SMS scnews item created by Dario Strbenac at Tue 1 Jun 2021 1030
Type: Seminar
Modified: Tue 1 Jun 2021 1453
Distribution: World
Expiry: 30 Jun 2021
Calendar1: 7 Jun 2021 1300-1330
CalLoc1: Zoom videoconferencing
Auth: dario@ (dstr7320) in SMS-SAML

Statistical Bioinformatics Webinar: Eling -- Informed Region Selection and Analysis of Imaging Mass Cytometry Data

Presented by Dr. Nils Eling, University of Zurich 

The development of highly multiplexed imaging technologies has led to deeper insights
into the spatial organization of healthy and diseased tissues. In particular, the
structure of the immune compartment within the tumour microenvironment is a predictor
for immuno-oncology treatment success. The IMMUcan (Integrated immunoprofiling of large
adaptive cancer patient cohorts) project studies immune-tumour interactions within the
tumour microenvironment and its impact on therapeutic interventions.
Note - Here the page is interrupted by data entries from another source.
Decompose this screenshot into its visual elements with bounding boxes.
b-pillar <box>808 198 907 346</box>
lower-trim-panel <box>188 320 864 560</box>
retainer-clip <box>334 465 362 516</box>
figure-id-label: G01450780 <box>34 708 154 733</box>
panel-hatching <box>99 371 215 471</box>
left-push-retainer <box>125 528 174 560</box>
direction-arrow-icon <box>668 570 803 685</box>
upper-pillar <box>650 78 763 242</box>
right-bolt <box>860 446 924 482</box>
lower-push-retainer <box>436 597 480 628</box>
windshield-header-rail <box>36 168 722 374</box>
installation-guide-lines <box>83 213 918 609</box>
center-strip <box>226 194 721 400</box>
As part of this
initiative, the team acquires multiplexed immunofluorescence and imaging mass cytometry
data of thousands of patient samples from five cancer types. While multiplexed
immunofluorescence captures the expression of about seven proteins across all cells of
the tumour section, imaging mass cytometry focuses on measuring smaller regions (about 1
mm squared) with higher content (about 40 proteins). To study detailed immune-tumour
interactions using imaging mass cytometry, it is therefore crucial to perform informed
selection of regions of interest that capture the cell types of interest. We have now
developed a set of computational tools that guide and facilitate the selection of
regions for imaging mass cytometry based on multiplexed immunofluorescence
measurements. First, a custom-made, user-guided workflow robustly identifies the same
cell-types across different patients and cancer indications. Via an online tool, we are
able to select three to four regions containing about 50% of tumour cells and a
diversity of immune cells of interest. The Python package napping was developed to
transfer the selected regions’ coordinates onto brightfield images of consecutive
sections to be measured by imaging mass cytometry. Upon data acquisition and quality
control, we use the cytomapper Bioconductor package to manually label cell types on
imaging mass cytometry images and train a random forest classifier for cell type
classification. Based on this workflow, we were able to identify broad (e.g. T cells)
and rare (e.g. exhausted CD8+ T cells) cell types across all acquired samples with good
agreement to matched multiplexed immunofluorescence data.